Workers install double glazing in a home taking part in a Beacon Pathway project in the North Island. Photo by Chris Coad.
Research is beginning into how Dunedin's "unique combination" of old houses and cold climate affects how homes here can be made warmer, healthier and more environmentally friendly.

It is also hoped the research will show that a "one size fits all" home insulation subsidy may not work effectively in different climates.

The HomeSmart Renovation Project aims to retrofit 750 homes around New Zealand to a high standard of sustainability. Research was being done in six centres, including in Dunedin.

The effectiveness of forced-air and heat recovery systems was also being assessed in Dunedin and Wellington.

Beacon Pathway researcher and HomeSmart Renovation project manager Lois Easton said despite its cold climate, Dunedin had long been overlooked by energy and sustainable renovation researchers who did most of their work in milder regions of the country.

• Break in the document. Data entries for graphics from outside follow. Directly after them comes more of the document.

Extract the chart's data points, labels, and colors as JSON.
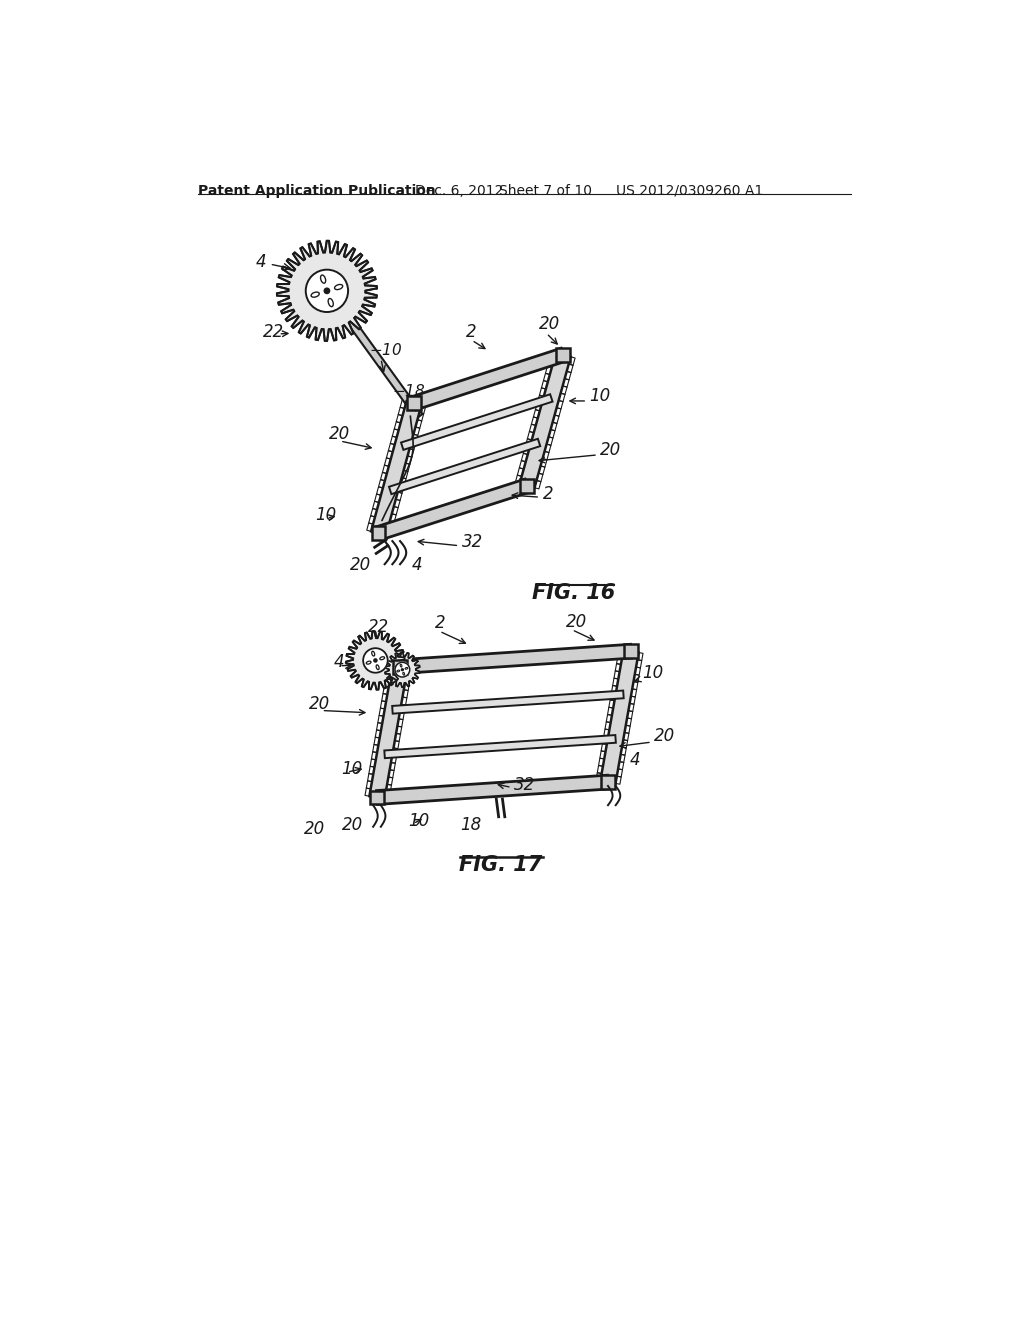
{
  "background_color": "#ffffff",
  "header_text": "Patent Application Publication",
  "header_date": "Dec. 6, 2012",
  "header_sheet": "Sheet 7 of 10",
  "header_patent": "US 2012/0309260 A1",
  "fig16_caption": "FIG. 16",
  "fig17_caption": "FIG. 17",
  "line_color": "#1a1a1a",
  "font_size_header": 10,
  "font_size_label": 11,
  "font_size_caption": 15
}
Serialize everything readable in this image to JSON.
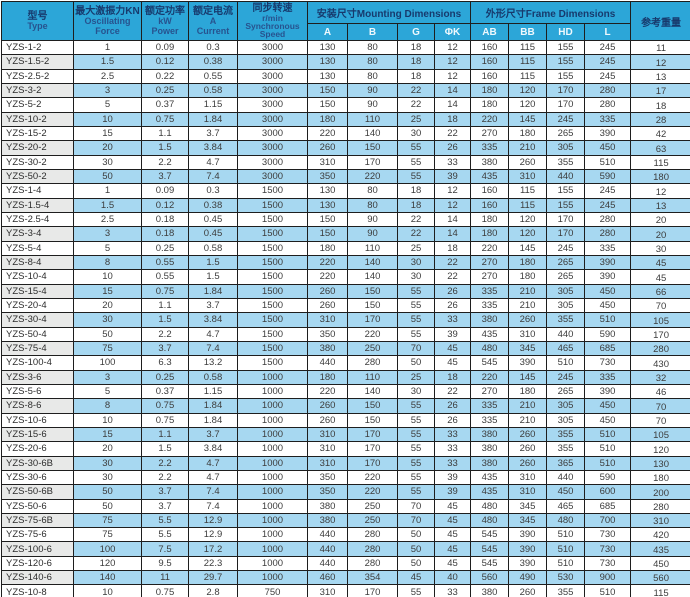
{
  "table": {
    "columns": {
      "type": {
        "lines": [
          "型号",
          "Type"
        ]
      },
      "force": {
        "lines": [
          "最大激振力KN",
          "Oscillating",
          "Force"
        ]
      },
      "power": {
        "lines": [
          "额定功率",
          "kW",
          "Power"
        ]
      },
      "current": {
        "lines": [
          "额定电流",
          "A",
          "Current"
        ]
      },
      "speed": {
        "lines": [
          "同步转速",
          "r/min",
          "Synchronous",
          "Speed"
        ]
      },
      "mounting": {
        "label": "安装尺寸Mounting Dimensions",
        "subs": [
          "A",
          "B",
          "G",
          "ΦK"
        ]
      },
      "frame": {
        "label": "外形尺寸Frame Dimensions",
        "subs": [
          "AB",
          "BB",
          "HD",
          "L"
        ]
      },
      "weight": {
        "label": "参考重量"
      }
    },
    "rows": [
      [
        "YZS-1-2",
        "1",
        "0.09",
        "0.3",
        "3000",
        "130",
        "80",
        "18",
        "12",
        "160",
        "115",
        "155",
        "245",
        "11"
      ],
      [
        "YZS-1.5-2",
        "1.5",
        "0.12",
        "0.38",
        "3000",
        "130",
        "80",
        "18",
        "12",
        "160",
        "115",
        "155",
        "245",
        "12"
      ],
      [
        "YZS-2.5-2",
        "2.5",
        "0.22",
        "0.55",
        "3000",
        "130",
        "80",
        "18",
        "12",
        "160",
        "115",
        "155",
        "245",
        "13"
      ],
      [
        "YZS-3-2",
        "3",
        "0.25",
        "0.58",
        "3000",
        "150",
        "90",
        "22",
        "14",
        "180",
        "120",
        "170",
        "280",
        "17"
      ],
      [
        "YZS-5-2",
        "5",
        "0.37",
        "1.15",
        "3000",
        "150",
        "90",
        "22",
        "14",
        "180",
        "120",
        "170",
        "280",
        "18"
      ],
      [
        "YZS-10-2",
        "10",
        "0.75",
        "1.84",
        "3000",
        "180",
        "110",
        "25",
        "18",
        "220",
        "145",
        "245",
        "335",
        "28"
      ],
      [
        "YZS-15-2",
        "15",
        "1.1",
        "3.7",
        "3000",
        "220",
        "140",
        "30",
        "22",
        "270",
        "180",
        "265",
        "390",
        "42"
      ],
      [
        "YZS-20-2",
        "20",
        "1.5",
        "3.84",
        "3000",
        "260",
        "150",
        "55",
        "26",
        "335",
        "210",
        "305",
        "450",
        "63"
      ],
      [
        "YZS-30-2",
        "30",
        "2.2",
        "4.7",
        "3000",
        "310",
        "170",
        "55",
        "33",
        "380",
        "260",
        "355",
        "510",
        "115"
      ],
      [
        "YZS-50-2",
        "50",
        "3.7",
        "7.4",
        "3000",
        "350",
        "220",
        "55",
        "39",
        "435",
        "310",
        "440",
        "590",
        "180"
      ],
      [
        "YZS-1-4",
        "1",
        "0.09",
        "0.3",
        "1500",
        "130",
        "80",
        "18",
        "12",
        "160",
        "115",
        "155",
        "245",
        "12"
      ],
      [
        "YZS-1.5-4",
        "1.5",
        "0.12",
        "0.38",
        "1500",
        "130",
        "80",
        "18",
        "12",
        "160",
        "115",
        "155",
        "245",
        "13"
      ],
      [
        "YZS-2.5-4",
        "2.5",
        "0.18",
        "0.45",
        "1500",
        "150",
        "90",
        "22",
        "14",
        "180",
        "120",
        "170",
        "280",
        "20"
      ],
      [
        "YZS-3-4",
        "3",
        "0.18",
        "0.45",
        "1500",
        "150",
        "90",
        "22",
        "14",
        "180",
        "120",
        "170",
        "280",
        "20"
      ],
      [
        "YZS-5-4",
        "5",
        "0.25",
        "0.58",
        "1500",
        "180",
        "110",
        "25",
        "18",
        "220",
        "145",
        "245",
        "335",
        "30"
      ],
      [
        "YZS-8-4",
        "8",
        "0.55",
        "1.5",
        "1500",
        "220",
        "140",
        "30",
        "22",
        "270",
        "180",
        "265",
        "390",
        "45"
      ],
      [
        "YZS-10-4",
        "10",
        "0.55",
        "1.5",
        "1500",
        "220",
        "140",
        "30",
        "22",
        "270",
        "180",
        "265",
        "390",
        "45"
      ],
      [
        "YZS-15-4",
        "15",
        "0.75",
        "1.84",
        "1500",
        "260",
        "150",
        "55",
        "26",
        "335",
        "210",
        "305",
        "450",
        "66"
      ],
      [
        "YZS-20-4",
        "20",
        "1.1",
        "3.7",
        "1500",
        "260",
        "150",
        "55",
        "26",
        "335",
        "210",
        "305",
        "450",
        "70"
      ],
      [
        "YZS-30-4",
        "30",
        "1.5",
        "3.84",
        "1500",
        "310",
        "170",
        "55",
        "33",
        "380",
        "260",
        "355",
        "510",
        "105"
      ],
      [
        "YZS-50-4",
        "50",
        "2.2",
        "4.7",
        "1500",
        "350",
        "220",
        "55",
        "39",
        "435",
        "310",
        "440",
        "590",
        "170"
      ],
      [
        "YZS-75-4",
        "75",
        "3.7",
        "7.4",
        "1500",
        "380",
        "250",
        "70",
        "45",
        "480",
        "345",
        "465",
        "685",
        "280"
      ],
      [
        "YZS-100-4",
        "100",
        "6.3",
        "13.2",
        "1500",
        "440",
        "280",
        "50",
        "45",
        "545",
        "390",
        "510",
        "730",
        "430"
      ],
      [
        "YZS-3-6",
        "3",
        "0.25",
        "0.58",
        "1000",
        "180",
        "110",
        "25",
        "18",
        "220",
        "145",
        "245",
        "335",
        "32"
      ],
      [
        "YZS-5-6",
        "5",
        "0.37",
        "1.15",
        "1000",
        "220",
        "140",
        "30",
        "22",
        "270",
        "180",
        "265",
        "390",
        "46"
      ],
      [
        "YZS-8-6",
        "8",
        "0.75",
        "1.84",
        "1000",
        "260",
        "150",
        "55",
        "26",
        "335",
        "210",
        "305",
        "450",
        "70"
      ],
      [
        "YZS-10-6",
        "10",
        "0.75",
        "1.84",
        "1000",
        "260",
        "150",
        "55",
        "26",
        "335",
        "210",
        "305",
        "450",
        "70"
      ],
      [
        "YZS-15-6",
        "15",
        "1.1",
        "3.7",
        "1000",
        "310",
        "170",
        "55",
        "33",
        "380",
        "260",
        "355",
        "510",
        "105"
      ],
      [
        "YZS-20-6",
        "20",
        "1.5",
        "3.84",
        "1000",
        "310",
        "170",
        "55",
        "33",
        "380",
        "260",
        "355",
        "510",
        "120"
      ],
      [
        "YZS-30-6B",
        "30",
        "2.2",
        "4.7",
        "1000",
        "310",
        "170",
        "55",
        "33",
        "380",
        "260",
        "365",
        "510",
        "130"
      ],
      [
        "YZS-30-6",
        "30",
        "2.2",
        "4.7",
        "1000",
        "350",
        "220",
        "55",
        "39",
        "435",
        "310",
        "440",
        "590",
        "180"
      ],
      [
        "YZS-50-6B",
        "50",
        "3.7",
        "7.4",
        "1000",
        "350",
        "220",
        "55",
        "39",
        "435",
        "310",
        "450",
        "600",
        "200"
      ],
      [
        "YZS-50-6",
        "50",
        "3.7",
        "7.4",
        "1000",
        "380",
        "250",
        "70",
        "45",
        "480",
        "345",
        "465",
        "685",
        "280"
      ],
      [
        "YZS-75-6B",
        "75",
        "5.5",
        "12.9",
        "1000",
        "380",
        "250",
        "70",
        "45",
        "480",
        "345",
        "480",
        "700",
        "310"
      ],
      [
        "YZS-75-6",
        "75",
        "5.5",
        "12.9",
        "1000",
        "440",
        "280",
        "50",
        "45",
        "545",
        "390",
        "510",
        "730",
        "420"
      ],
      [
        "YZS-100-6",
        "100",
        "7.5",
        "17.2",
        "1000",
        "440",
        "280",
        "50",
        "45",
        "545",
        "390",
        "510",
        "730",
        "435"
      ],
      [
        "YZS-120-6",
        "120",
        "9.5",
        "22.3",
        "1000",
        "440",
        "280",
        "50",
        "45",
        "545",
        "390",
        "510",
        "730",
        "450"
      ],
      [
        "YZS-140-6",
        "140",
        "11",
        "29.7",
        "1000",
        "460",
        "354",
        "45",
        "40",
        "560",
        "490",
        "530",
        "900",
        "560"
      ],
      [
        "YZS-10-8",
        "10",
        "0.75",
        "2.8",
        "750",
        "310",
        "170",
        "55",
        "33",
        "380",
        "260",
        "355",
        "510",
        "115"
      ]
    ],
    "colors": {
      "header_bg": "#2ca6d8",
      "header_text": "#173a6d",
      "subheader_text": "#eef8fd",
      "stripe_row_bg": "#a7d8f1",
      "stripe_type_cell_bg": "#e8e9e8",
      "grid_border": "#1e1e1e"
    }
  }
}
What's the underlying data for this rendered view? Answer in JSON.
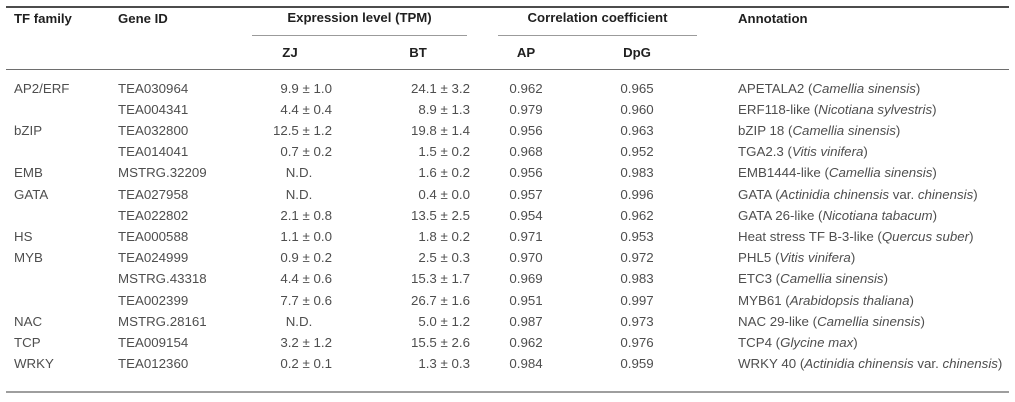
{
  "table": {
    "headers": {
      "tf_family": "TF family",
      "gene_id": "Gene ID",
      "expression_group": "Expression level (TPM)",
      "correlation_group": "Correlation coefficient",
      "annotation": "Annotation",
      "sub": {
        "zj": "ZJ",
        "bt": "BT",
        "ap": "AP",
        "dpg": "DpG"
      }
    },
    "rows": [
      {
        "tf_family": "AP2/ERF",
        "gene_id": "TEA030964",
        "zj": "9.9 ± 1.0",
        "bt": "24.1 ± 3.2",
        "ap": "0.962",
        "dpg": "0.965",
        "annotation": [
          {
            "text": "APETALA2 (",
            "italic": false
          },
          {
            "text": "Camellia sinensis",
            "italic": true
          },
          {
            "text": ")",
            "italic": false
          }
        ]
      },
      {
        "tf_family": "",
        "gene_id": "TEA004341",
        "zj": "4.4 ± 0.4",
        "bt": "8.9 ± 1.3",
        "ap": "0.979",
        "dpg": "0.960",
        "annotation": [
          {
            "text": "ERF118-like (",
            "italic": false
          },
          {
            "text": "Nicotiana sylvestris",
            "italic": true
          },
          {
            "text": ")",
            "italic": false
          }
        ]
      },
      {
        "tf_family": "bZIP",
        "gene_id": "TEA032800",
        "zj": "12.5 ± 1.2",
        "bt": "19.8 ± 1.4",
        "ap": "0.956",
        "dpg": "0.963",
        "annotation": [
          {
            "text": "bZIP 18 (",
            "italic": false
          },
          {
            "text": "Camellia sinensis",
            "italic": true
          },
          {
            "text": ")",
            "italic": false
          }
        ]
      },
      {
        "tf_family": "",
        "gene_id": "TEA014041",
        "zj": "0.7 ± 0.2",
        "bt": "1.5 ± 0.2",
        "ap": "0.968",
        "dpg": "0.952",
        "annotation": [
          {
            "text": "TGA2.3 (",
            "italic": false
          },
          {
            "text": "Vitis vinifera",
            "italic": true
          },
          {
            "text": ")",
            "italic": false
          }
        ]
      },
      {
        "tf_family": "EMB",
        "gene_id": "MSTRG.32209",
        "zj": "N.D.",
        "bt": "1.6 ± 0.2",
        "ap": "0.956",
        "dpg": "0.983",
        "annotation": [
          {
            "text": "EMB1444-like (",
            "italic": false
          },
          {
            "text": "Camellia sinensis",
            "italic": true
          },
          {
            "text": ")",
            "italic": false
          }
        ]
      },
      {
        "tf_family": "GATA",
        "gene_id": "TEA027958",
        "zj": "N.D.",
        "bt": "0.4 ± 0.0",
        "ap": "0.957",
        "dpg": "0.996",
        "annotation": [
          {
            "text": "GATA (",
            "italic": false
          },
          {
            "text": "Actinidia chinensis",
            "italic": true
          },
          {
            "text": " var. ",
            "italic": false
          },
          {
            "text": "chinensis",
            "italic": true
          },
          {
            "text": ")",
            "italic": false
          }
        ]
      },
      {
        "tf_family": "",
        "gene_id": "TEA022802",
        "zj": "2.1 ± 0.8",
        "bt": "13.5 ± 2.5",
        "ap": "0.954",
        "dpg": "0.962",
        "annotation": [
          {
            "text": "GATA 26-like (",
            "italic": false
          },
          {
            "text": "Nicotiana tabacum",
            "italic": true
          },
          {
            "text": ")",
            "italic": false
          }
        ]
      },
      {
        "tf_family": "HS",
        "gene_id": "TEA000588",
        "zj": "1.1 ± 0.0",
        "bt": "1.8 ± 0.2",
        "ap": "0.971",
        "dpg": "0.953",
        "annotation": [
          {
            "text": "Heat stress TF B-3-like (",
            "italic": false
          },
          {
            "text": "Quercus suber",
            "italic": true
          },
          {
            "text": ")",
            "italic": false
          }
        ]
      },
      {
        "tf_family": "MYB",
        "gene_id": "TEA024999",
        "zj": "0.9 ± 0.2",
        "bt": "2.5 ± 0.3",
        "ap": "0.970",
        "dpg": "0.972",
        "annotation": [
          {
            "text": "PHL5 (",
            "italic": false
          },
          {
            "text": "Vitis vinifera",
            "italic": true
          },
          {
            "text": ")",
            "italic": false
          }
        ]
      },
      {
        "tf_family": "",
        "gene_id": "MSTRG.43318",
        "zj": "4.4 ± 0.6",
        "bt": "15.3 ± 1.7",
        "ap": "0.969",
        "dpg": "0.983",
        "annotation": [
          {
            "text": "ETC3 (",
            "italic": false
          },
          {
            "text": "Camellia sinensis",
            "italic": true
          },
          {
            "text": ")",
            "italic": false
          }
        ]
      },
      {
        "tf_family": "",
        "gene_id": "TEA002399",
        "zj": "7.7 ± 0.6",
        "bt": "26.7 ± 1.6",
        "ap": "0.951",
        "dpg": "0.997",
        "annotation": [
          {
            "text": "MYB61 (",
            "italic": false
          },
          {
            "text": "Arabidopsis thaliana",
            "italic": true
          },
          {
            "text": ")",
            "italic": false
          }
        ]
      },
      {
        "tf_family": "NAC",
        "gene_id": "MSTRG.28161",
        "zj": "N.D.",
        "bt": "5.0 ± 1.2",
        "ap": "0.987",
        "dpg": "0.973",
        "annotation": [
          {
            "text": "NAC 29-like (",
            "italic": false
          },
          {
            "text": "Camellia sinensis",
            "italic": true
          },
          {
            "text": ")",
            "italic": false
          }
        ]
      },
      {
        "tf_family": "TCP",
        "gene_id": "TEA009154",
        "zj": "3.2 ± 1.2",
        "bt": "15.5 ± 2.6",
        "ap": "0.962",
        "dpg": "0.976",
        "annotation": [
          {
            "text": "TCP4 (",
            "italic": false
          },
          {
            "text": "Glycine max",
            "italic": true
          },
          {
            "text": ")",
            "italic": false
          }
        ]
      },
      {
        "tf_family": "WRKY",
        "gene_id": "TEA012360",
        "zj": "0.2 ± 0.1",
        "bt": "1.3 ± 0.3",
        "ap": "0.984",
        "dpg": "0.959",
        "annotation": [
          {
            "text": "WRKY 40 (",
            "italic": false
          },
          {
            "text": "Actinidia chinensis",
            "italic": true
          },
          {
            "text": " var. ",
            "italic": false
          },
          {
            "text": "chinensis",
            "italic": true
          },
          {
            "text": ")",
            "italic": false
          }
        ]
      }
    ]
  }
}
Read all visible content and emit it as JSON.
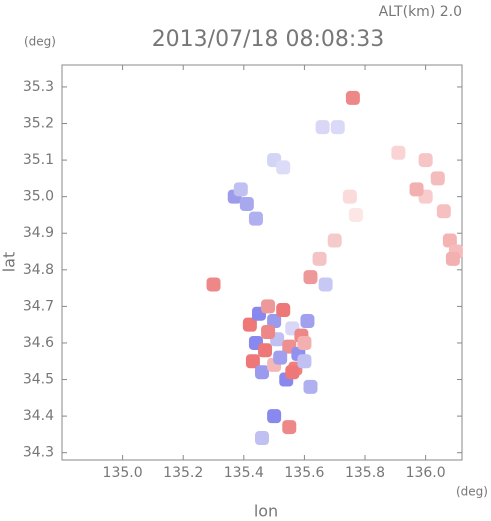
{
  "chart_data": {
    "type": "scatter",
    "title": "2013/07/18 08:08:33",
    "subtitle": "ALT(km) 2.0",
    "xlabel": "lon",
    "ylabel": "lat",
    "xunit": "(deg)",
    "yunit": "(deg)",
    "xlim": [
      134.8,
      136.12
    ],
    "ylim": [
      34.28,
      35.36
    ],
    "xticks": [
      {
        "value": 135,
        "label": "135.0"
      },
      135.2,
      135.4,
      135.6,
      135.8,
      {
        "value": 136,
        "label": "136.0"
      }
    ],
    "yticks": [
      34.3,
      34.4,
      34.5,
      34.6,
      34.7,
      34.8,
      34.9,
      {
        "value": 35,
        "label": "35.0"
      },
      35.1,
      35.2,
      35.3
    ],
    "x": [
      136.0,
      136.04,
      136.0,
      136.06,
      135.97,
      136.08,
      136.1,
      136.09,
      135.37,
      135.41,
      135.44,
      135.39,
      135.5,
      135.53,
      135.66,
      135.71,
      135.76,
      135.75,
      135.77,
      135.91,
      135.42,
      135.45,
      135.48,
      135.5,
      135.53,
      135.56,
      135.59,
      135.61,
      135.44,
      135.47,
      135.51,
      135.55,
      135.58,
      135.6,
      135.43,
      135.46,
      135.5,
      135.54,
      135.57,
      135.62,
      135.48,
      135.52,
      135.56,
      135.6,
      135.65,
      135.62,
      135.67,
      135.7,
      135.5,
      135.55,
      135.46,
      135.3
    ],
    "y": [
      35.1,
      35.05,
      35.0,
      34.96,
      35.02,
      34.88,
      34.85,
      34.83,
      35.0,
      34.98,
      34.94,
      35.02,
      35.1,
      35.08,
      35.19,
      35.19,
      35.27,
      35.0,
      34.95,
      35.12,
      34.65,
      34.68,
      34.7,
      34.66,
      34.69,
      34.64,
      34.62,
      34.66,
      34.6,
      34.58,
      34.61,
      34.59,
      34.57,
      34.6,
      34.55,
      34.52,
      34.54,
      34.5,
      34.53,
      34.48,
      34.63,
      34.56,
      34.52,
      34.55,
      34.83,
      34.78,
      34.76,
      34.88,
      34.4,
      34.37,
      34.34,
      34.76
    ],
    "colors": [
      "#f6c6c6",
      "#f4bcbc",
      "#f8cccc",
      "#f6c0c0",
      "#f2b0b0",
      "#f4b4b4",
      "#f6bcbc",
      "#f2b0b0",
      "#9c9cea",
      "#a8a8ee",
      "#b0b0f0",
      "#c0c0f2",
      "#d4d4f6",
      "#dcdcf8",
      "#d8d8f6",
      "#dadaf8",
      "#ee8888",
      "#fadada",
      "#fce6e6",
      "#fad4d4",
      "#ee7777",
      "#8888ee",
      "#ee9999",
      "#9a9aee",
      "#ee7777",
      "#d8d8f6",
      "#ee8888",
      "#a0a0ee",
      "#8888ee",
      "#ee7777",
      "#c0c0f2",
      "#ee9090",
      "#9090ee",
      "#f4b0b0",
      "#ee7777",
      "#9a9aee",
      "#f4b8b8",
      "#8888ee",
      "#ee8080",
      "#b0b0f0",
      "#ee8888",
      "#a0a0ee",
      "#ee7777",
      "#c0c0f2",
      "#f4c4c4",
      "#ee9999",
      "#c8c8f4",
      "#f4caca",
      "#8888ee",
      "#ee8888",
      "#c0c0f2",
      "#ee8888"
    ]
  }
}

Dunedin's distinctive combination of being in a colder part of the country, its older housing stock and virtually whole suburbs not getting much sun in winter, meant the solutions would be different from other parts of the country, Ms Easton said.

"What may constitute a sustainable renovation in Auckland or Wellington simply won't reflect the needs of the far south."

What she had heard from Dunedin homeowners was that some houses were in "very, very extreme states" with cases of frost on the inside of windows and even on bed covers.

"These are terrible conditions we are hearing about anecdotally."

Retrofit subsidies were applied evenly across the country, but this research could build a case for a higher standard of subsidies to provide for more expensive retrofits for colder climate homes, she said.

"Research done [indicates] the kind of subsidies for retrofits are not adequate to really make a difference."

Wall insulation was expensive, as it required removing wall linings, but it could make a big difference to homes in Dunedin, she said.

Researchers wanted about 40 homes in Dunedin, of varying ages and types, to take part in the project.

The aim was to help homeowners find the best and most cost-effective way to retrofit their homes to make them warmer, drier, healthier and cheaper to run. To take part people needed to be planning to renovate their homes in the next six to 12 months.

"People are concerned about their houses being cold and damp, but do not know what to do about it, so they reach for the latest technology they've heard about."

That was often a ventilation system. Initial research had shown in many instances ventilation systems did not solve the problem. But some had noticed improvements, Ms Easton said.

The research was being done in conjunction with the University of Otago and BRANZ. They had begun assessing homes, but were still seeking more to take part in the research. Once selected, renovation plans were developed, taking into consideration energy and water use and indoor environment.

Once retrofitted, homes would be monitored for 12 months, most through assessing their electricity bills and a few by installing monitoring equipment to assess temperature and humidity.

Beacon Pathway Ltd is a research consortium funded by the Foundation for Science and Technology, BRANZ, Scion, New Zealand Steel, Waitakere City Council and Fletcher Building.


HomeSmart renovation

• Involves up to 40 homes in Dunedin.
• Provides independent research-based information on how to renovate your whole house.
• Aims to make homes warmer, healthier and cheaper to run.
• Will monitor effectiveness of home ventilation systems.